Seorang pejabat dari Partai Likud Israel mengatakan Perdana Menteri Benjamin Netanyahu sedang mempertimbangkan kemungkinan untuk memfasilitasi warganya untuk melaksanakan ibadah haji, langsung dari Tel Aviv ke Mekkah, Arab Saudi.
Anggota Parlemen dari Partai Likud, Miki Zuhar mengatakan telah ada kemajuan dalam rencana ini, khususnya terkait pendekatan Netanyahu dengan Arab Saudi.
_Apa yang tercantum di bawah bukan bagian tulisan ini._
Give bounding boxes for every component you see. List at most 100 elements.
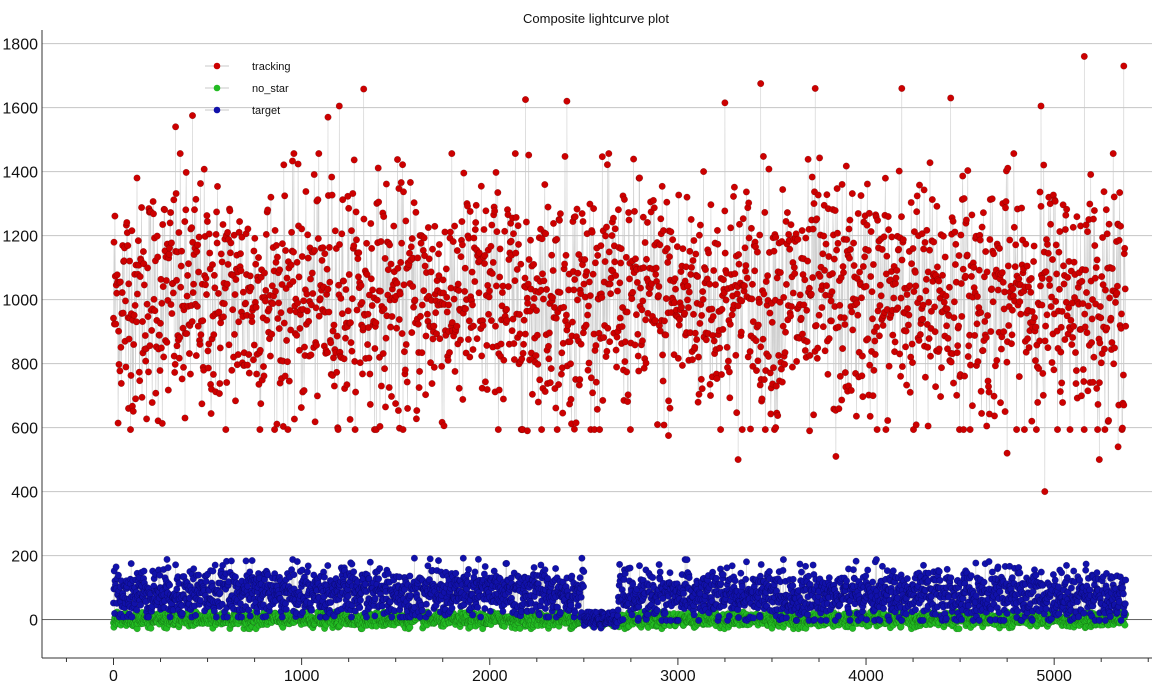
data-point-target (809, 561, 817, 569)
data-point-target (348, 560, 356, 568)
data-point-target (742, 575, 750, 583)
data-point-target (843, 577, 851, 585)
data-point-target (227, 557, 235, 565)
data-point-target (578, 554, 586, 562)
data-point-target (789, 575, 797, 583)
data-point-target (426, 555, 434, 563)
data-point-target (190, 565, 198, 573)
data-point-target (634, 614, 642, 622)
data-point-target (666, 569, 674, 577)
data-point-target (530, 564, 538, 572)
data-point-target (695, 616, 703, 624)
data-point-target (849, 566, 857, 574)
data-point-target (798, 568, 806, 576)
data-point-target (418, 607, 426, 615)
data-point-target (690, 611, 698, 619)
data-point-target (656, 568, 664, 576)
data-point-target (459, 554, 467, 562)
data-point-target (834, 612, 842, 620)
data-point-target (557, 609, 565, 617)
data-point-target (356, 604, 364, 612)
connector-tracking (113, 56, 1126, 492)
data-point-target (195, 571, 203, 579)
data-point-no_star (955, 625, 963, 633)
data-point-target (628, 611, 636, 619)
data-point-target (872, 556, 880, 564)
data-point-target (388, 613, 396, 621)
data-point-target (503, 559, 511, 567)
data-point-target (580, 568, 588, 576)
data-point-target (864, 566, 872, 574)
data-point-target (477, 613, 485, 621)
data-point-target (231, 573, 239, 581)
data-point-target (486, 607, 494, 615)
data-point-target (728, 562, 736, 570)
data-point-no_star (147, 624, 155, 632)
data-point-target (743, 558, 751, 566)
data-point-target (140, 567, 148, 575)
data-point-target (811, 616, 819, 624)
data-point-target (719, 571, 727, 579)
data-point-target (471, 568, 479, 576)
data-point-target (756, 613, 764, 621)
data-point-target (902, 610, 910, 618)
data-point-target (580, 583, 588, 591)
data-point-target (571, 608, 579, 616)
data-point-target (576, 574, 584, 582)
data-point-target (541, 566, 549, 574)
data-point-target (779, 566, 787, 574)
data-point-target (164, 564, 172, 572)
data-point-target (371, 612, 379, 620)
data-point-target (210, 607, 218, 615)
data-point-target (655, 561, 663, 569)
data-point-target (363, 613, 371, 621)
data-point-target (845, 609, 853, 617)
data-point-target (619, 616, 627, 624)
data-point-target (985, 558, 993, 566)
data-point-target (350, 568, 358, 576)
data-point-target (765, 567, 773, 575)
data-point-target (425, 609, 433, 617)
data-point-target (304, 562, 312, 570)
data-point-target (685, 574, 693, 582)
data-point-target (782, 614, 790, 622)
data-point-target (452, 569, 460, 577)
data-point-target (980, 578, 988, 586)
data-point-target (804, 611, 812, 619)
data-point-target (1000, 616, 1008, 624)
data-point-target (293, 558, 301, 566)
data-point-target (172, 561, 180, 569)
data-point-target (278, 613, 286, 621)
data-point-target (936, 576, 944, 584)
data-point-target (975, 616, 983, 624)
data-point-target (735, 614, 743, 622)
data-point-target (880, 605, 888, 613)
data-point-target (541, 605, 549, 613)
data-point-target (574, 602, 582, 610)
data-point-target (789, 582, 797, 590)
data-point-target (636, 562, 644, 570)
data-point-target (680, 590, 688, 598)
data-point-target (416, 613, 424, 621)
data-point-target (731, 577, 739, 585)
data-point-target (649, 574, 657, 582)
data-point-target (869, 578, 877, 586)
data-point-target (822, 616, 830, 624)
data-point-target (166, 613, 174, 621)
data-point-target (935, 568, 943, 576)
data-point-target (282, 605, 290, 613)
data-point-target (406, 572, 414, 580)
data-point-target (375, 575, 383, 583)
data-point-target (223, 613, 231, 621)
data-point-target (967, 572, 975, 580)
data-point-target (128, 613, 136, 621)
data-point-target (303, 568, 311, 576)
data-point-target (863, 616, 871, 624)
data-point-target (715, 613, 723, 621)
data-point-target (903, 575, 911, 583)
data-point-target (737, 569, 745, 577)
data-point-target (577, 593, 585, 601)
data-point-target (242, 557, 250, 565)
data-point-target (357, 596, 365, 604)
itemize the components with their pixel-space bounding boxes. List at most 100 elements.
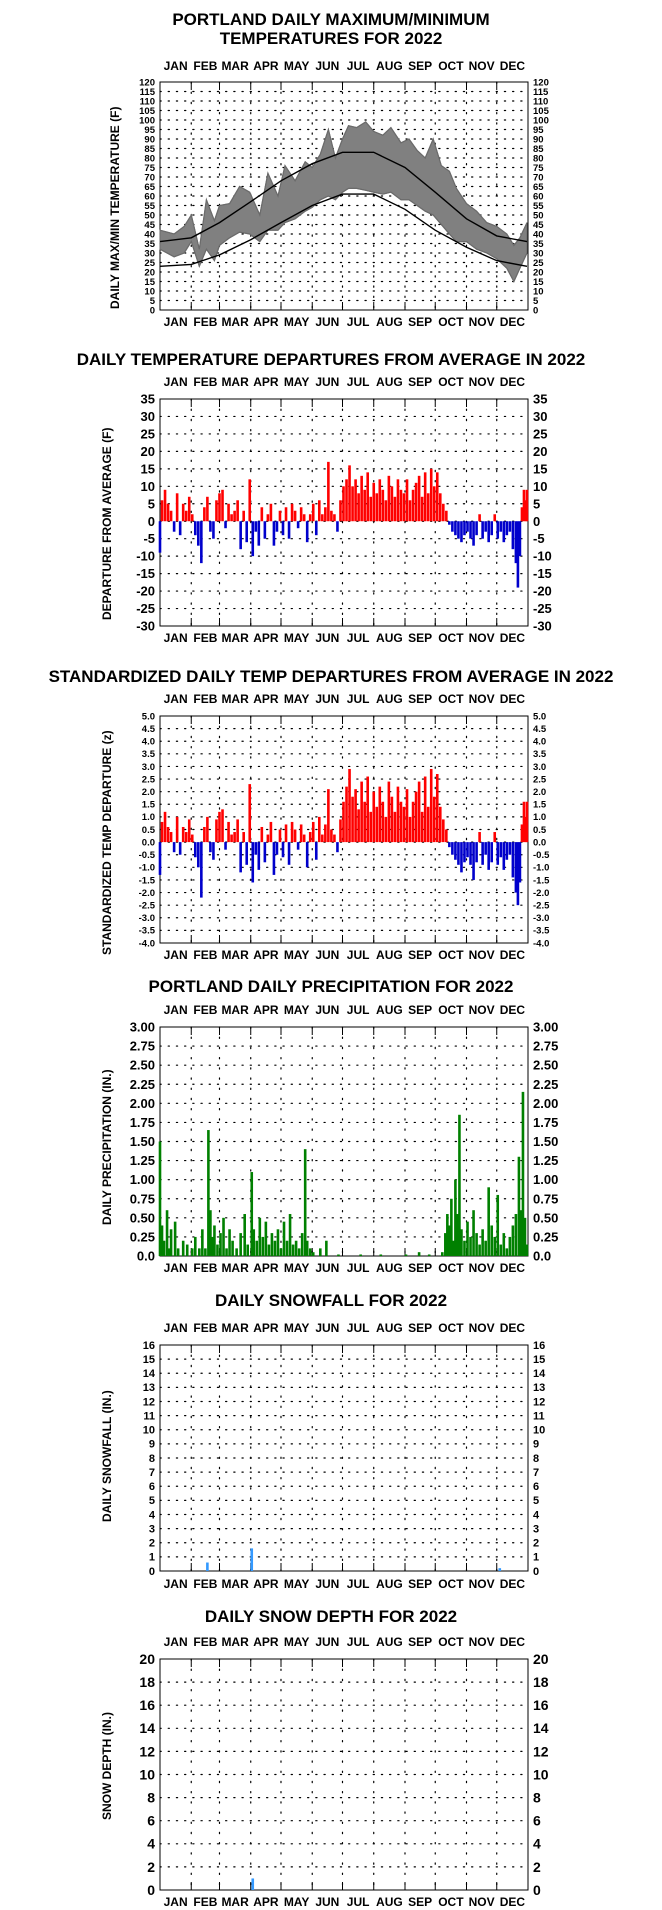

Dilansir dari laman Alaraby, Senin (24/2), Zuhar mengatakan telah meminta Netnayahu untuk mengambil keuntungan dari kedekatannya dengan Arab Saudi untuk memungkinkan para peziarah Muslim Israel pergi ke Arab Saudi dengan biaya yang wajar - 5000 shekel (sekitar Rp20 juta rupiah) daripada 30.000 shekel (sekitar Rp121 juta rupiah).
Advertisement
Sebelumnya, sekitar 30.000 peziarah dari Israel setiap tahun melakukan perjalanan ke Arab Saudi melalui Yordania. Seperti kebanyakan negara Arab, Arab Saudi tidak memiliki hubungan diplomatik dengan Israel.
Namun negara kerajaan tersebut telah membuat sejumlah langkah baru-baru ini mengisyaratkan hubungan yang lebih hangat dengan negara Yahudi itu. Beberapa waktu lalu dilaporkan ada rencana pertemuan antara Netanyahu dan putra mahkota Arab Saudi, Pangeran Muhammad bin Salman.
Namun pada akhir Januari, Pangeran Faisal mengatakan kepada CNN bahwa warga Israel tidak diizinkan berkunjung ke Arab Saudi, setelah negaranya telah memberi warganya lampu hijau untuk berkunjung.